About

Sheila Isham

Born in 1927, Sheila Isham is a painter and book artist whose work has been exhibited at the Smithsonian Institution, the Corcoran Gallery, the Albright Knox Art Gallery, the State Russian Museum, the National Museum of Women in the Arts, and many other museums and galleries.

After graduating Bryn Mawr, she accompanied her husband, a career diplomat, to his posting in Berlin. There, Isham enrolled in the Hochschule für Bildende Kunste, where she studied with Abstract Expressionists who had survived the Nazi era. During her husband's appointment in China, from 1962 to 1965, Isham studied Tang Dynasty calligraphy with a master. Upon her return to the United States she began experimenting with ways to combine the esthetic of the brush stroke with contemporary techniques and forms.

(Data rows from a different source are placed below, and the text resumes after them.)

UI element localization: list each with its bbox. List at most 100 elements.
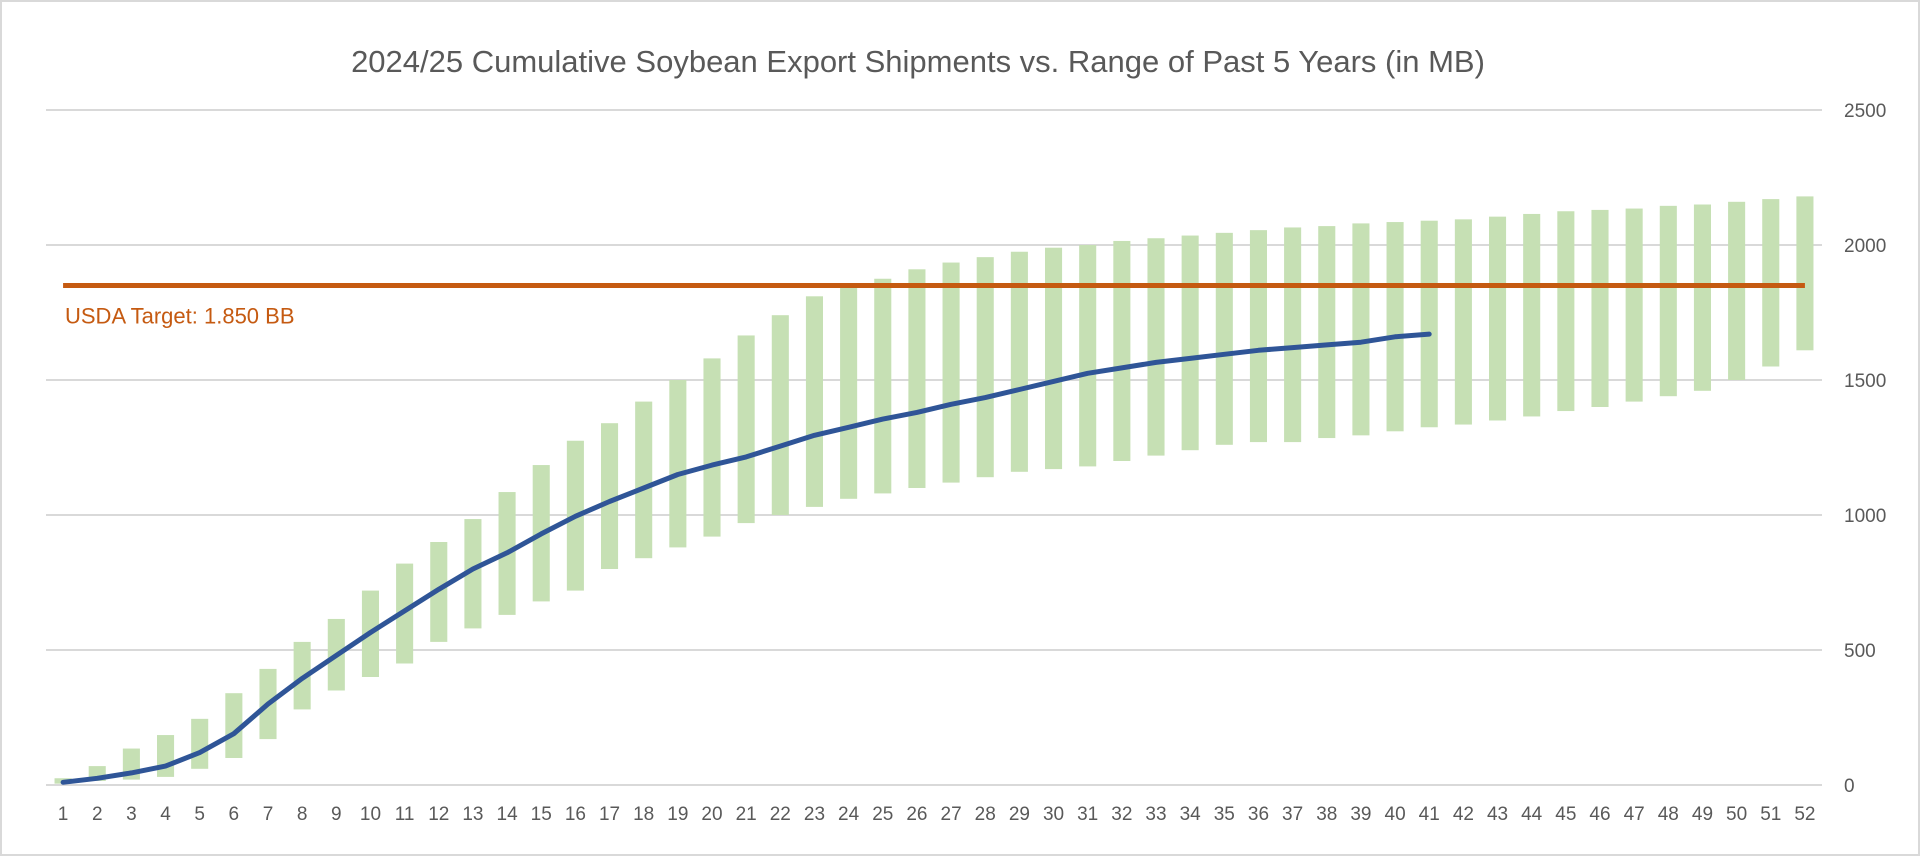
x-tick-label: 24 [838,804,860,825]
range-bar [225,693,243,758]
x-tick-label: 12 [428,804,449,825]
x-tick-label: 4 [160,804,171,825]
range-bar [805,296,823,507]
x-tick-label: 5 [194,804,205,825]
range-bar [1693,204,1711,391]
range-bar [840,286,858,499]
range-bar [874,278,892,494]
x-tick-label: 15 [531,804,552,825]
range-bar [1215,232,1233,445]
x-tick-label: 51 [1760,804,1781,825]
x-tick-label: 43 [1487,804,1508,825]
x-tick-label: 34 [1180,804,1202,825]
target-line-group: USDA Target: 1.850 BB [63,283,1805,329]
x-tick-label: 46 [1589,804,1610,825]
x-tick-label: 30 [1043,804,1064,825]
x-tick-label: 14 [497,804,519,825]
range-bar [1113,240,1131,461]
x-tick-label: 27 [941,804,962,825]
x-tick-label: 44 [1521,804,1543,825]
range-bar [464,519,482,629]
x-tick-label: 48 [1658,804,1679,825]
x-tick-label: 18 [633,804,654,825]
range-bar [1523,213,1541,417]
x-tick-label: 47 [1624,804,1645,825]
x-tick-label: 33 [1145,804,1166,825]
x-tick-label: 31 [1077,804,1098,825]
y-tick-label: 0 [1844,776,1855,797]
current-series-line [60,331,1432,785]
x-tick-label: 9 [331,804,342,825]
x-tick-label: 28 [975,804,996,825]
range-bar [1489,216,1507,421]
x-tick-label: 52 [1794,804,1815,825]
x-tick-label: 19 [667,804,688,825]
x-tick-label: 3 [126,804,137,825]
y-tick-label: 2000 [1844,236,1886,257]
x-tick-label: 6 [229,804,240,825]
x-tick-label: 49 [1692,804,1713,825]
range-bar [1284,227,1302,443]
range-bar [1728,201,1746,380]
x-tick-label: 7 [263,804,274,825]
x-tick-label: 11 [395,804,415,825]
range-bar [1010,251,1028,472]
x-tick-label: 1 [58,804,69,825]
x-tick-label: 32 [1111,804,1132,825]
x-tick-label: 45 [1555,804,1576,825]
x-tick-label: 37 [1282,804,1303,825]
range-bar [157,735,175,777]
range-bar [601,423,619,569]
range-bar [191,718,209,769]
x-tick-label: 26 [906,804,927,825]
range-bar [1147,238,1165,456]
x-tick-label: 38 [1316,804,1337,825]
x-tick-label: 20 [701,804,722,825]
x-tick-label: 23 [804,804,825,825]
x-tick-label: 10 [360,804,381,825]
range-bar [1796,196,1814,351]
x-tick-label: 42 [1453,804,1474,825]
x-axis-ticks: 1 2 3 4 5 6 7 8 9 10 11 12 13 14 15 16 17 18 19 20 21 22 23 24 2… [58,804,1816,825]
range-bar [1386,222,1404,432]
x-tick-label: 35 [1214,804,1235,825]
range-bar [908,269,926,488]
x-tick-label: 29 [1009,804,1030,825]
range-bar [635,401,653,559]
x-tick-label: 16 [565,804,586,825]
x-tick-label: 39 [1350,804,1371,825]
x-tick-label: 50 [1726,804,1747,825]
x-tick-label: 36 [1248,804,1269,825]
y-axis-ticks: 0 500 1000 1500 2000 2500 [1844,101,1886,797]
range-bar [1181,235,1199,451]
range-bar [669,380,687,548]
range-bar [1420,220,1438,428]
x-tick-label: 13 [462,804,483,825]
range-bar [1045,247,1063,470]
y-tick-label: 2500 [1844,101,1886,122]
range-bar [1625,208,1643,402]
x-tick-label: 2 [92,804,103,825]
range-bar [942,262,960,483]
range-bar [976,257,994,478]
x-tick-label: 22 [770,804,791,825]
target-label: USDA Target: 1.850 BB [65,304,295,329]
x-tick-label: 17 [599,804,620,825]
chart-title: 2024/25 Cumulative Soybean Export Shipme… [351,44,1485,79]
x-tick-label: 21 [736,804,757,825]
current-line-group [60,331,1432,785]
range-bar [771,315,789,515]
x-tick-label: 8 [297,804,308,825]
x-tick-label: 25 [872,804,893,825]
x-tick-label: 40 [1385,804,1406,825]
range-bar [1557,211,1575,412]
range-bar [1454,219,1472,425]
range-bar [703,358,721,537]
y-tick-label: 500 [1844,641,1876,662]
range-bar [1591,209,1609,407]
y-tick-label: 1000 [1844,506,1886,527]
x-tick-label: 41 [1419,804,1440,825]
range-bar [1318,226,1336,439]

Further travel influenced her work as well: the Ishams lived in Russia, Vietnam, Haiti, and India. Clearly, each culture flavored her work. Besides painting on canvas, Isham has created portfolios of prints and a number of artist's books.

 

Contact the Artist

As written by Edward F. Fry

Sheila Isham has lived for extensive periods of time in Russia (1955 - 1957); Hong Kong (1962 - 1965); Paris (1971 - 1973); and Haiti (1974 - 1977), working as an artist and exhibiting: Hong Kong, Japan and Paris, teaching at the Chinese University in Hong Kong and giving workshops and lectures both with U.S.I.A. and independently in Southeast Asia, Australia and India, as well as cities in Europe and the United States.

Sheila Isham’s work is included in the major museum and collections of this country and many abroad. She has had over twenty one-person exhibitions in well known galleries, two traveling shows: one in Latin and South America in 1978 - 1979 and one in 1981 – Smithsonian Institution and the Albright-Knox Art Gallery, Buffalo, New York.

These paintings seem to exist outside history, in a uniquely personal realm. Their history, however, is that of an interpretation of personal with cultural and artistic history which is more complex than that underlying most contemporary painting. Isham’s art is based on the fusion of a high romantic approach to scale, color and light, with a draughtsmanship which is simultaneously Western and Oriental and thus also both masculine and feminine.